20.  SUBSEQUENT EVENTS
 
In January 2010, the Company granted options to purchase 500,000 shares of the Company’s common stock at an exercise price of $0.43 per share, based upon the fair market value on the date of the grant, in connection with the employment agreement for the Company’s new Vice President of Business Development.  The options vest over a three year period and expire in five years.
 
Since December 31, 2009, the Company has issued 4,965,904 shares of common stock to convert secured convertible original issue discount notes in the amount of $1,787,726.  These notes were convertible at $0.36 per share.
 
From January 1, 2010 through March 29, 2010, the Company has issued 1,281,445shares of common stock in exchange for cash of $312,561 upon the exercise of options and warrants with exercise prices of between $0.15 and $0.44 per share.
 
In January 2010 the Company issued 16,700 shares of common stock upon conversion of 20 shares of Series B Preferred Stock .  The total value of the preferred shares converted was $50,000.
 
In February 2010, the Company offered holders of warrants with exercise prices of $1.00 and $1.25 per share the opportunity to purchase an equal number of new warrants with exercise prices of $0.60 and $0.75 per share, respectively in exchange for the old warrants and the payment of $0.10 per warrant exchanged.  The new warrants expire on March 31, 2012.  As of March 29, 2010, the Company has received $512,768 for the exchange of 5,127,677 warrants.

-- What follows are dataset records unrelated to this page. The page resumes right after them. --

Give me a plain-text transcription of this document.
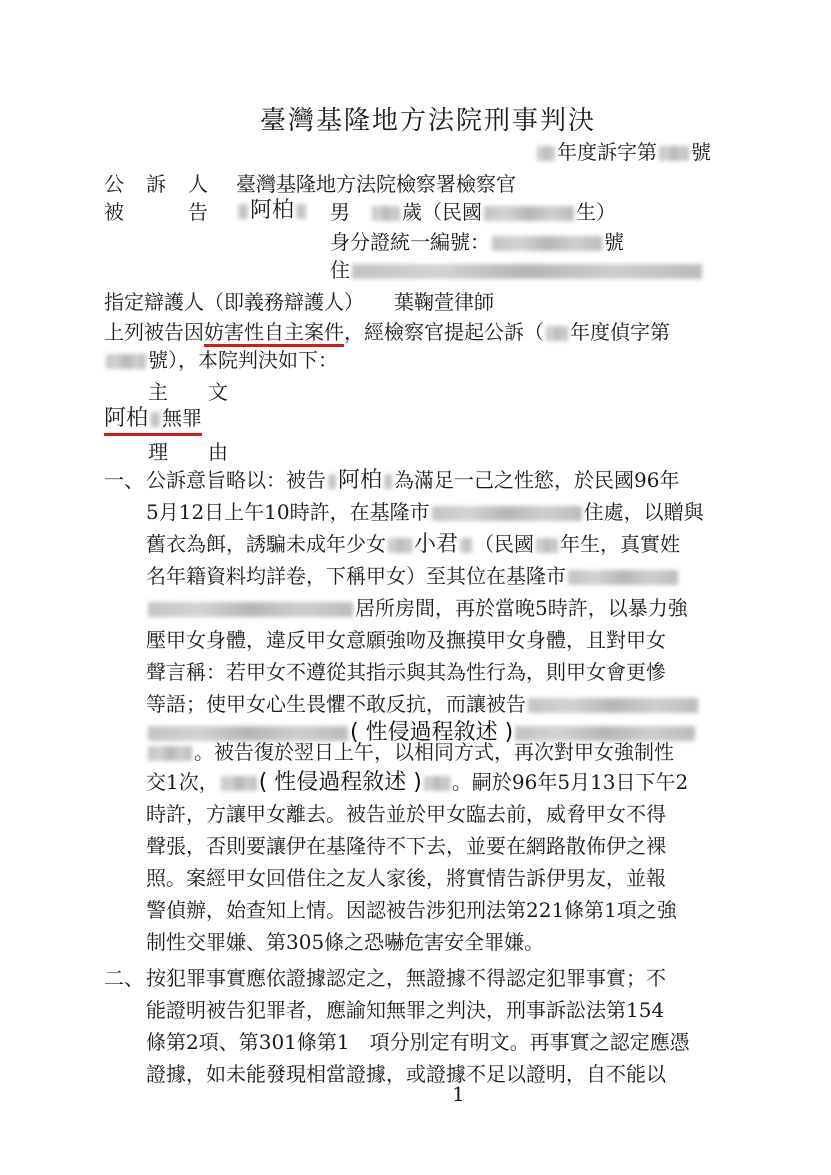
臺灣基隆地方法院刑事判決
年度訴字第 號
公　訴　人 臺灣基隆地方法院檢察署檢察官
被　　　告	阿柏	男　	歲（民國	生）
身分證統一編號：	號
住
指定辯護人（即義務辯護人）　　 葉鞠萱律師
上列被告因妨害性自主案件，經檢察官提起公訴（ 年度偵字第
號），本院判決如下：
主　　文
阿柏 無罪
理　　由
一、 公訴意旨略以：被告 阿柏 為滿足一己之性慾，於民國96年
5月12日上午10時許，在基隆市	住處，以贈與
舊衣為餌，誘騙未成年少女 小君 （民國 年生，真實姓
名年籍資料均詳卷，下稱甲女）至其位在基隆市
居所房間，再於當晚5時許，以暴力強
壓甲女身體，違反甲女意願強吻及撫摸甲女身體，且對甲女
聲言稱：若甲女不遵從其指示與其為性行為，則甲女會更慘
等語；使甲女心生畏懼不敢反抗，而讓被告
( 性侵過程敘述 )
。被告復於翌日上午，以相同方式，再次對甲女強制性
交1次， ( 性侵過程敘述 ) 。嗣於96年5月13日下午2
時許，方讓甲女離去。被告並於甲女臨去前，威脅甲女不得
聲張，否則要讓伊在基隆待不下去，並要在網路散佈伊之裸
照。案經甲女回借住之友人家後，將實情告訴伊男友，並報
警偵辦，始查知上情。因認被告涉犯刑法第221條第1項之強
制性交罪嫌、第305條之恐嚇危害安全罪嫌。
二、 按犯罪事實應依證據認定之，無證據不得認定犯罪事實；不
能證明被告犯罪者，應諭知無罪之判決，刑事訴訟法第154
條第2項、第301條第1　項分別定有明文。再事實之認定應憑
證據，如未能發現相當證據，或證據不足以證明，自不能以
1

                On March 26, 2010, the Company formed a new subsidiary, Ecosphere Exploration LLC, to be in a position to take advange of opportunities to develop energy reserves on large tracts of environmentally sensitive sites onshore and offshore.

Management evaluated all activity of the Company through March 31, 2010 (the issue date of the Company’s consolidated financial statements) and concluded that no additional subsequent events have occurred that would require recognition in the consolidated financial statements.